Acho que começou outra vez, os dias a passar e eu sem saber o que fazer com eles, os dias cada vez mais longos e eu a olhar para eles como se fossem coisas que se repetem, cópias de cópias, apenas um acordar e um adormecer, e coisas que acontecem nesse intervalo e que me distraem,
– mas não muito,
digo eu quando as recordo, e que vão fazendo com que eu fale, com que me ria ou que me vá sentar num banco de jardim a olhar para um casal que se passeia de mãos dadas.

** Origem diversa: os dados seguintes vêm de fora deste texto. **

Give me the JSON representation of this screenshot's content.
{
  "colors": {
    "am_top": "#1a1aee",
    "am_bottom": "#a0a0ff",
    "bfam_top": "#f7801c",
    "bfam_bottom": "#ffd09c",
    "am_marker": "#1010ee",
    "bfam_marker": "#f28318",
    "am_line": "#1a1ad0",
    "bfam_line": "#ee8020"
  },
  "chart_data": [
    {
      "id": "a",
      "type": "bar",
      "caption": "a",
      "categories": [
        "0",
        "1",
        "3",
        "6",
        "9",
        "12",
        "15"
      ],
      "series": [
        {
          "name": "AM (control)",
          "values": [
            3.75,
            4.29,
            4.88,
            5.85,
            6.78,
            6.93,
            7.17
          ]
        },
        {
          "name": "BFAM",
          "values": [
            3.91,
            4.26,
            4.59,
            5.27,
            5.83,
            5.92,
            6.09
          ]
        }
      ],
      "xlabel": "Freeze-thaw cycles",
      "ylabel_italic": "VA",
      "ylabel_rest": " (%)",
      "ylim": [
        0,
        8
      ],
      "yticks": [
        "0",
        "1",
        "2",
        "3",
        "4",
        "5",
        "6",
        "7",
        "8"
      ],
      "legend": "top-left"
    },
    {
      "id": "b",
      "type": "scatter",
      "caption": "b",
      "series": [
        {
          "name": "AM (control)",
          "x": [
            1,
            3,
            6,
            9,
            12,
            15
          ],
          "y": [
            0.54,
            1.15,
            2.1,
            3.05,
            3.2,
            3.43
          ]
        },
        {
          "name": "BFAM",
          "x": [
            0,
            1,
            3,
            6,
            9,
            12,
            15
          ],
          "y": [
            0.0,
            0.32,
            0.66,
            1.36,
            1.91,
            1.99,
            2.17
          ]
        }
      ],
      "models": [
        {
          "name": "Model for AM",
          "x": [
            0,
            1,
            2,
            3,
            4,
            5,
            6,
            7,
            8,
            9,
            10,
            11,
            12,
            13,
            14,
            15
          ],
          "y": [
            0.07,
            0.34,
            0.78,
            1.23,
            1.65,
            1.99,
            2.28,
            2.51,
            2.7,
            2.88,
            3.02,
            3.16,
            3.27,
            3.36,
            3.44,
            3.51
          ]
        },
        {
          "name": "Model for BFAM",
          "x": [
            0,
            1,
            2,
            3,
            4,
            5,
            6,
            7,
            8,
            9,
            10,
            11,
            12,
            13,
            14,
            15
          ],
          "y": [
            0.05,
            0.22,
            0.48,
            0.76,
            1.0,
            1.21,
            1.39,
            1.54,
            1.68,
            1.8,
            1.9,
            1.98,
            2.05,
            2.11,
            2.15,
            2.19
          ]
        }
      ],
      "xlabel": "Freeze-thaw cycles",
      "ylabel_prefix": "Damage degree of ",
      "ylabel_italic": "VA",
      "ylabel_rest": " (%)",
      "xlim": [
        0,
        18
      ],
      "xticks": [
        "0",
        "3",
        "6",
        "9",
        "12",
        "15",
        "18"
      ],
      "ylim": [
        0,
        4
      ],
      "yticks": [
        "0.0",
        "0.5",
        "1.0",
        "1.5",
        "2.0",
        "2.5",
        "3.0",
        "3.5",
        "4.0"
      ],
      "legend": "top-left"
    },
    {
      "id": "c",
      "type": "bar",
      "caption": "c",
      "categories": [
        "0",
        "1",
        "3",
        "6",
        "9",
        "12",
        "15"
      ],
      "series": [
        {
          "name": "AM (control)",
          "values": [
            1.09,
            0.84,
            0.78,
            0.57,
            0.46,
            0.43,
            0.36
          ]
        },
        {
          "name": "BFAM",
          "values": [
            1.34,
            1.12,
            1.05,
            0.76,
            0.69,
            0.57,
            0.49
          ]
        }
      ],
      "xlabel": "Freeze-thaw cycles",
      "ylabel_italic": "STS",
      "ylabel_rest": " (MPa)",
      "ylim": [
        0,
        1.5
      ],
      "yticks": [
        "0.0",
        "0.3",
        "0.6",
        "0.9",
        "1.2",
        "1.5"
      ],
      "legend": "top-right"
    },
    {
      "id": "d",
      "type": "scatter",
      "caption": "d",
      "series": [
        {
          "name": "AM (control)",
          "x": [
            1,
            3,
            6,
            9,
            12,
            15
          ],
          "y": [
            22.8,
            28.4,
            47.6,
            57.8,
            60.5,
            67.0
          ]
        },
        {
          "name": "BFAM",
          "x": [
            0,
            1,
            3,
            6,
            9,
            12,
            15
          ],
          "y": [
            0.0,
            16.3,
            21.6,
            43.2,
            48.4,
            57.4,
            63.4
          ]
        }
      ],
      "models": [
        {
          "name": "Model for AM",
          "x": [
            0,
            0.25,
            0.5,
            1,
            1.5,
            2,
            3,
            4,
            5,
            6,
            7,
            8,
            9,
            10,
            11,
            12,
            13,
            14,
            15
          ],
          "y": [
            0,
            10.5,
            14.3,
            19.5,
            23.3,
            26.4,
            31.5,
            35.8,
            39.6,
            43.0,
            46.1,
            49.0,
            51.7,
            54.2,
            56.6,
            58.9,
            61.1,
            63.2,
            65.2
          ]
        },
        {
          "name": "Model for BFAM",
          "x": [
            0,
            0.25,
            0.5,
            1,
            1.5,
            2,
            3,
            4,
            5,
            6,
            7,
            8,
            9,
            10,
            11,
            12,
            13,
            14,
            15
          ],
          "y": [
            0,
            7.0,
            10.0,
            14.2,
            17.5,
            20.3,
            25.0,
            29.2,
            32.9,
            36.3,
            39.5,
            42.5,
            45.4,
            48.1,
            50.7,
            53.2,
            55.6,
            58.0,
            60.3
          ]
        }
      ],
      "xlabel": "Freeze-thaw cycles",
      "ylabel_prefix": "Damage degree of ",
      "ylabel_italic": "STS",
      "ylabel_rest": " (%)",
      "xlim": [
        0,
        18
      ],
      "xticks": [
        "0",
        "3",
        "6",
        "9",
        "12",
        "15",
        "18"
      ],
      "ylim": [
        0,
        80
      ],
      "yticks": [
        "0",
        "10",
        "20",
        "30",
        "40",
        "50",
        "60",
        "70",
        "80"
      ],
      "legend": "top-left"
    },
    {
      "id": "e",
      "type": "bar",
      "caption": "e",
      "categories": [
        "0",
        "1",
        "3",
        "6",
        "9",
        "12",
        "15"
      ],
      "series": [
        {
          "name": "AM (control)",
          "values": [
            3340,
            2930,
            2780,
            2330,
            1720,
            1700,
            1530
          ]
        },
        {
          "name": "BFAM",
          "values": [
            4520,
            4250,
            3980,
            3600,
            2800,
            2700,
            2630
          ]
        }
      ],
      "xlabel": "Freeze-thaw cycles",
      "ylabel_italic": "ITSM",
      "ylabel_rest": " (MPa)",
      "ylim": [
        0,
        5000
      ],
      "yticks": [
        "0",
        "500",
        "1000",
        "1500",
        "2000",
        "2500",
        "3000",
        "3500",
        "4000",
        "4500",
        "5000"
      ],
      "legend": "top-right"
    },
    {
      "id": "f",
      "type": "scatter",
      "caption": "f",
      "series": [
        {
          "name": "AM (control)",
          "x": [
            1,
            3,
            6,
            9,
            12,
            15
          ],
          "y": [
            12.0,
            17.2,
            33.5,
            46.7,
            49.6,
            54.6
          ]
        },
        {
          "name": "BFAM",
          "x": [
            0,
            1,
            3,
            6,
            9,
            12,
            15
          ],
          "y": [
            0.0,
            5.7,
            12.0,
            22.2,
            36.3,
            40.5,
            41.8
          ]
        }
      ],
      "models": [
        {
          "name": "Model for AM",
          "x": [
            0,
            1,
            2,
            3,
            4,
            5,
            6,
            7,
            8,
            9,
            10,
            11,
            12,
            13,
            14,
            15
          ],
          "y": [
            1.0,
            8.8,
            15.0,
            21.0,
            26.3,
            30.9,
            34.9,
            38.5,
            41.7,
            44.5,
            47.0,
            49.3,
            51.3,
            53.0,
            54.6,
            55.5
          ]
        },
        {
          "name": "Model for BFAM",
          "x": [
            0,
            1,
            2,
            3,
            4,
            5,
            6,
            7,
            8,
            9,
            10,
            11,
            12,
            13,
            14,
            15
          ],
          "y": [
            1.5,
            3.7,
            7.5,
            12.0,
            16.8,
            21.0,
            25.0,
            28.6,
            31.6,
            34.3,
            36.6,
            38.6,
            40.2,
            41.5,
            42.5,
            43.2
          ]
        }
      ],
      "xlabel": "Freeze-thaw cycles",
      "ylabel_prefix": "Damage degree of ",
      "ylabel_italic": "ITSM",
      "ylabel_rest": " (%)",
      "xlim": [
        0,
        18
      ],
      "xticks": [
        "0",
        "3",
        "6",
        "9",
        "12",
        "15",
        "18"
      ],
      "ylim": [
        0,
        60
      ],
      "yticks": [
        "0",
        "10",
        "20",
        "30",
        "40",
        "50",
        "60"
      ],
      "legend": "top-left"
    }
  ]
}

Sou apenas isto, eu sem vontade para nada e a pensar em ti, mesmo sabendo que o pior de tudo é pensar em ti, que o pior de tudo é acordar e abrir a porta de casa e ir dar aulas e voltar para casa e sentar-me no sofá e voltar para as aulas porque a hora de almoço já acabou e dar mais aulas e voltar para casa outra vez e pôr a chave na porta e estar tudo igual. E depois fazer o jantar e comer o jantar e ir para o ensaio e a seguir beber um copo não porque gosto de beber um copo mas apenas porque quero adiar esse momento em que volto a rodar a chave na fechadura de casa sabendo que tudo continua igual, eu a olhar para o escuro da casa e a pensar em ti, eu a pensar,
– se ao menos não pensasse em ti era apenas um homem a chegar a casa sozinho, podia ver televisão, ler um livro, ouvir música, podia escrever qualquer coisa, qualquer coisa que não fosse sobre ti. Podia apenas, não sei, deitar-me cedo, conseguir dormir, talvez poupar dinheiro para ir de férias no Verão.   
As pessoas dizem-me, as pessoas dizem-me assim,
– pelo menos fazes alguma coisa disso, mas
(há sempre um mas)
– está na altura de deixares isso.
– Bem,
disse eu,
– talvez isso seja o mesmo que pedir a uma tartaruga que se despache, que ande mais depressa e que se despache, e talvez isso não seja uma coisa boa, talvez isso não seja sequer uma coisa possível porque a tartaruga não consegue andar mais depressa, porque por muito que ela tente, por muito que se esforce, vai continuar lenta, a avançar lenta sem se despachar nem conseguir andar mais depressa,
e mesmo enquanto dizia isto estava a pensar em ti, no quanto sinto a tua ausência, no quanto o teu silêncio me domina.
Entretanto, hoje disseram-me assim,
– pelo menos tens 10 anos, pelo menos tens 10 anos à espera dela, eu nem isso tenho. Eu não tenho nada. Tenho um, até já, que me disseram da janela do carro. Só tenho isso e isso é muito pouco, isso não é nada.
E,
sabes,
(agora ia escrever o teu nome)
mesmo sendo tarde continuo a pensar em ti.